The researchers in Eindhoven believe that their nano-LED is a viable solution that will take the brake off the growth of data traffic on chips. However, they are cautious about the prospects. The development is not yet at the stage where it can be exploited by the industry and the production technology that is needed still has to get off the ground.

The development of high-density optical interconnects with reduced energy consumption has been identified as one of the major challenges in future computing and communication systems. A new generation of photonic devices, integrated within or on top of a complementary metal-oxide-semiconductor (CMOS) chip, is therefore needed, featuring unprecedented levels of integration density, speed and energy efficiency. For the light sources, the most promising performance on silicon has been achieved by ring lasers based on III–V active layers bonded on silicon. These hybrid III–V/Si devices have however a relatively large footprint (several tens of μm2) and present a power consumption far exceeding the requirements of future interconnects. On the ther hand, in the last decade, a new class of nanophotonic light sources has emerged which use either photonic crystals or metallic layers to achieve strong optical confinement, eventually leading to ultralow-threshold lasing and other interesting effects, such as spontaneous emission enhancement via the Purcell factor. While low-threshold photonic crystal lasers on InP have been demonstrated, their device footprint also remains relatively large (tens of μm2) and integration on silicon has been demonstrated only very recently

Researchers here presented a metal-cavity nanopillar LED on a silicon substrate working at telecommunications wavelengths (1.55 μm), coupled to an InP-membrane waveguide.

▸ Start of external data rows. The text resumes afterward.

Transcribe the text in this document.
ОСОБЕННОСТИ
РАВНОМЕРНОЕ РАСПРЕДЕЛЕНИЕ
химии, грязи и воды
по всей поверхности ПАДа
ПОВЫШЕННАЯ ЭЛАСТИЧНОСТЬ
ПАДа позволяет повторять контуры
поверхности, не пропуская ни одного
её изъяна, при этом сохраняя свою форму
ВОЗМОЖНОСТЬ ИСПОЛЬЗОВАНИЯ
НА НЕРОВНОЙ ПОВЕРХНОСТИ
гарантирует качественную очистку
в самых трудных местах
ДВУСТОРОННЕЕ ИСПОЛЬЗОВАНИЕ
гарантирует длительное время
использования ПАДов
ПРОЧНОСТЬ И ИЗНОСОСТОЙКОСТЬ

With this approach we demonstrate full compatibility with the InP membranes on silicon (IMOS) integration platform25, in which a III–V photonic layer provides the optical functionality and the silicon substrate hosts electronics. The devices show nW (tens of nW) measured output powers at ∼100 μA (∼10 μA) current injection levels, at room and low temperature, respectively. When corrected for the outcoupling and setup collection efficiency, this corresponds to waveguide-coupled powers of 22 nW (300 K) and 336 nW (9.5 K) and an on-chip external quantum efficiency (EQE), ηQE, ranging from 10−4 (300 K) to 10−2 (9.5 K). Dynamic characterization via time-correlated single-photon counting measurements reveals sub-nanosecond electro-optical response and we confirm that such fast modulation is possible due to a strong non-radiative recombination. The reported data together with numerical simulations show the potential of metal-cavity nanopillar LEDs for efficient low-power interconnects operating at Gb/s data rates

In summary, we present a waveguide-coupled nanopillar LED device with metal-cavity, fabricated in a III–V layer stack bonded to a silicon substrate. The device shows relatively high on-chip external quantum efficiency (10−4 to 10−2 for room-temperature and 9.5 K, respectively) and output power (that is, nW to tens of nW) far exceeding previous nanoscale LEDs exhibiting up to hundreds of pW output

Abstract
Nanoscale light sources using metal cavities have been proposed to enable high integration density, efficient operation at low energy per bit and ultra-fast modulation, which would make them attractive for future low-power optical interconnects. For this application, such devices are required to be efficient, waveguide-coupled and integrated on a silicon substrate. We demonstrate a metal-cavity light-emitting diode coupled to a waveguide on silicon. The cavity consists of a metal-coated III–V semiconductor nanopillar which funnels a large fraction of spontaneous emission into the fundamental mode of an InP waveguide bonded to a silicon wafer showing full compatibility with membrane-on-Si photonic integration platforms. The device was characterized through a grating coupler and shows on-chip external quantum efficiency in the 10−4–10−2 range at tens of microamp current injection levels, which greatly exceeds the performance of any waveguide-coupled nanoscale light source integrated on silicon in this current range. Furthermore, direct modulation experiments reveal sub-nanosecond electro-optical response with the potential for multi gigabit per second modulation speeds.